Pressure containers, and specifically tubular pressure containers, are used inter alia in chemical engineering. Particularly at wide diameters of lids and accordingly high pressures the force effective on such lids gets exceedingly high and requires precise and fail-safe locking devices. A range of quick-lock mechanisms has become known, whereby a known locking device consists of comparatively heavy, bracket forming parts, which can be pivoted about an axis generally parallel to the axis of the container, to free the lid. For big containers this results in exceedingly heavy and comparatively big device parts. Other known quick-lock mechanisms too require at correspondingly high forces more massive designs of both the container brim and the locking bolts, as such locking mechanisms contain a plurality of drilling holes radially to the container axis along the circumference of the container. The lid of the container at such designs too contains a plurality of drilling holes radially to the container axis, which have to be aligned with the drilling holes on the brim of the container, whereupon the locking bolts are inserted into the aligned drilling holes. All forces are in this case received by bolts, which have to be accordingly big, to be able to withstand the heavy load.

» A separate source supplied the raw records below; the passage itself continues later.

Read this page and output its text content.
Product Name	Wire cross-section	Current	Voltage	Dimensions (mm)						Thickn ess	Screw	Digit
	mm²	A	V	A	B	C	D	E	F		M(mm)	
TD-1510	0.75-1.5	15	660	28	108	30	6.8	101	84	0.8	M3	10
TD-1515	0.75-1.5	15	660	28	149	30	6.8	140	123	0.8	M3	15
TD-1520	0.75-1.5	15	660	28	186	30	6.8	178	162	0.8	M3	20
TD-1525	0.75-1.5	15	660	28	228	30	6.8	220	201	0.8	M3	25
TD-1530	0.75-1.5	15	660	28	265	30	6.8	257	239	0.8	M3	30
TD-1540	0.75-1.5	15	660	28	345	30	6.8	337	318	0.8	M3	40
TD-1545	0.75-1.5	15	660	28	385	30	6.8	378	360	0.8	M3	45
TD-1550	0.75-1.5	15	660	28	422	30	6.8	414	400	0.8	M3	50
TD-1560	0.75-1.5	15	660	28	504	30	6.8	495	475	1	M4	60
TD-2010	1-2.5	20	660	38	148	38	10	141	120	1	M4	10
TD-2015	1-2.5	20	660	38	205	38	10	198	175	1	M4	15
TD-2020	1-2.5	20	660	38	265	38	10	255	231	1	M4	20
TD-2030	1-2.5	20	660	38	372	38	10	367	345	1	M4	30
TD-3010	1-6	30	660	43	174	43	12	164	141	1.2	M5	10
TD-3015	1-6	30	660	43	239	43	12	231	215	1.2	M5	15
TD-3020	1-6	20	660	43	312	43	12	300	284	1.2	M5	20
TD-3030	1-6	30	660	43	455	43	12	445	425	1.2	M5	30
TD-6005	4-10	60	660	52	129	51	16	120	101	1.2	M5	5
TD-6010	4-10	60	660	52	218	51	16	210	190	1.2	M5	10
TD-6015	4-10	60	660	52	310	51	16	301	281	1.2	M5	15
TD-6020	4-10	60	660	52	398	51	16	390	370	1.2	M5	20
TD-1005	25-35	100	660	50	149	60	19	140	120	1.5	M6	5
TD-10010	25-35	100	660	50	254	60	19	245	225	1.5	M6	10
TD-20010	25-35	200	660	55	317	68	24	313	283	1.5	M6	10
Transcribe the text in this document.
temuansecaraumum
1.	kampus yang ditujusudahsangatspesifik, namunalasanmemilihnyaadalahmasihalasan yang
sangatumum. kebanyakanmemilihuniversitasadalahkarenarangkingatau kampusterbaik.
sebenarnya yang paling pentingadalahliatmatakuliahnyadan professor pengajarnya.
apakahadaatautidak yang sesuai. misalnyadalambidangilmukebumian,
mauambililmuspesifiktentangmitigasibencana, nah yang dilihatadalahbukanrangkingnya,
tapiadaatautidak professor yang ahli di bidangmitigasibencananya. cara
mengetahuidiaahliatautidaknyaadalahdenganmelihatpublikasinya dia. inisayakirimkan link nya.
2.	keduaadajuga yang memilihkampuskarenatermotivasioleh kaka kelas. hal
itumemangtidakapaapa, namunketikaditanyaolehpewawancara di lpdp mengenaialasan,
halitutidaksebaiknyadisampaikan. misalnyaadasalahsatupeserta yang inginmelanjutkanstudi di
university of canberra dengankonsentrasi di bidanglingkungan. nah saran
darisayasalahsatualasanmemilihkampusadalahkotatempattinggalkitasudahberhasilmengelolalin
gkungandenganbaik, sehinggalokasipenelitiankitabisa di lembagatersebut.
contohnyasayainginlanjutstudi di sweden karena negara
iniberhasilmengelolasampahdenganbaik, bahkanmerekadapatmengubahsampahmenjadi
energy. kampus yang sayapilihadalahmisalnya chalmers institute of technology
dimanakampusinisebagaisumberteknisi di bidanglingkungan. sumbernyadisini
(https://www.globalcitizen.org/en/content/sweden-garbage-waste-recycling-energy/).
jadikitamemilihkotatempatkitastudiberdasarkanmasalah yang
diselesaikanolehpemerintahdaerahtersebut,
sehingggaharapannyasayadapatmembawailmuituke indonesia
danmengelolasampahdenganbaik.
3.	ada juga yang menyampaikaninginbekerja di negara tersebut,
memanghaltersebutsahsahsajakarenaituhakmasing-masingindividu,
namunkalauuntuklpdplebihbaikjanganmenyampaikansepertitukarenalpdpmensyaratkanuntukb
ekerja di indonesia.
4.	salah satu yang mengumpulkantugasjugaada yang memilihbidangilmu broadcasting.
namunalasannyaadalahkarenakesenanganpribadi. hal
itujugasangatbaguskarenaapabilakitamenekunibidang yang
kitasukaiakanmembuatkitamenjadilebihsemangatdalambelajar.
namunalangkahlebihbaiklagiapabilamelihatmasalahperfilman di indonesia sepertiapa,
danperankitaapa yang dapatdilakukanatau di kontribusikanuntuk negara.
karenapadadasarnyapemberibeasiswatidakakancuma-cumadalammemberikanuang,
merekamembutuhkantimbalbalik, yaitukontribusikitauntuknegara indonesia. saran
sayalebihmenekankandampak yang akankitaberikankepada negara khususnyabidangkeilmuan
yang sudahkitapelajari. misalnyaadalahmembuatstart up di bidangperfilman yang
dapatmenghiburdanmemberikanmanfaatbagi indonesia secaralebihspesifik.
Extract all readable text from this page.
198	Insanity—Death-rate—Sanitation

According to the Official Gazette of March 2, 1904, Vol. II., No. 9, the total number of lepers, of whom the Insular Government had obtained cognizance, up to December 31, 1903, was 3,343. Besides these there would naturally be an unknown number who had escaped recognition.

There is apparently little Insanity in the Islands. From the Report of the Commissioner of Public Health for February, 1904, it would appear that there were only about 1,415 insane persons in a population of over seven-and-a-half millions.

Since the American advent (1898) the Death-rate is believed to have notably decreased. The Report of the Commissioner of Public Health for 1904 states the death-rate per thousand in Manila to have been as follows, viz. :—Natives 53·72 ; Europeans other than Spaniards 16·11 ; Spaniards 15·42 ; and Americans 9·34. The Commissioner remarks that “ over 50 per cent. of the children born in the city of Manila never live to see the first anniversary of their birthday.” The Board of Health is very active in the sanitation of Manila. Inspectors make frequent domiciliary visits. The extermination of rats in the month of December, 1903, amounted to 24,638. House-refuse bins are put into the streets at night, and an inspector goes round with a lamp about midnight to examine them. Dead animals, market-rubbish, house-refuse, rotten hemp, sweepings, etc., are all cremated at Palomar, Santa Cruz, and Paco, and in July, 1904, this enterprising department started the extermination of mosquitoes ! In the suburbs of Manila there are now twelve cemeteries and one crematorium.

For such locks to latch with correspondingly smaller, lighter and safer to actuate device parts, despite great acting forces, AT 397 420 proposed to arrange multipart locking members, which are formed in the style of a multipart ring, which together form a segment lock. The individual locking segments are moved into circumferential grooves on the inside brim of the opening of the container and are fastened in this position.
With increasing lid size and increasing pressure the forces that have to be accommodated get exceedingly higher, as mentioned earlier, and therefore such a lock comprising segments requires bigger device parts, which contain a plurality of circumferential grooves or protrusions respectively arranged on top of each other in an axial direction of the opening to accommodate the corresponding pressure forces via the sum of such grooves and protrusions. The increase of the installation size of the segments in this manner results in a corresponding increase in weight of the segments and requires special measures, to guarantee a safe driving without the danger of straining the actuator or the guiding of the segments from a non engaged position into an engaged position in order to lock the lid.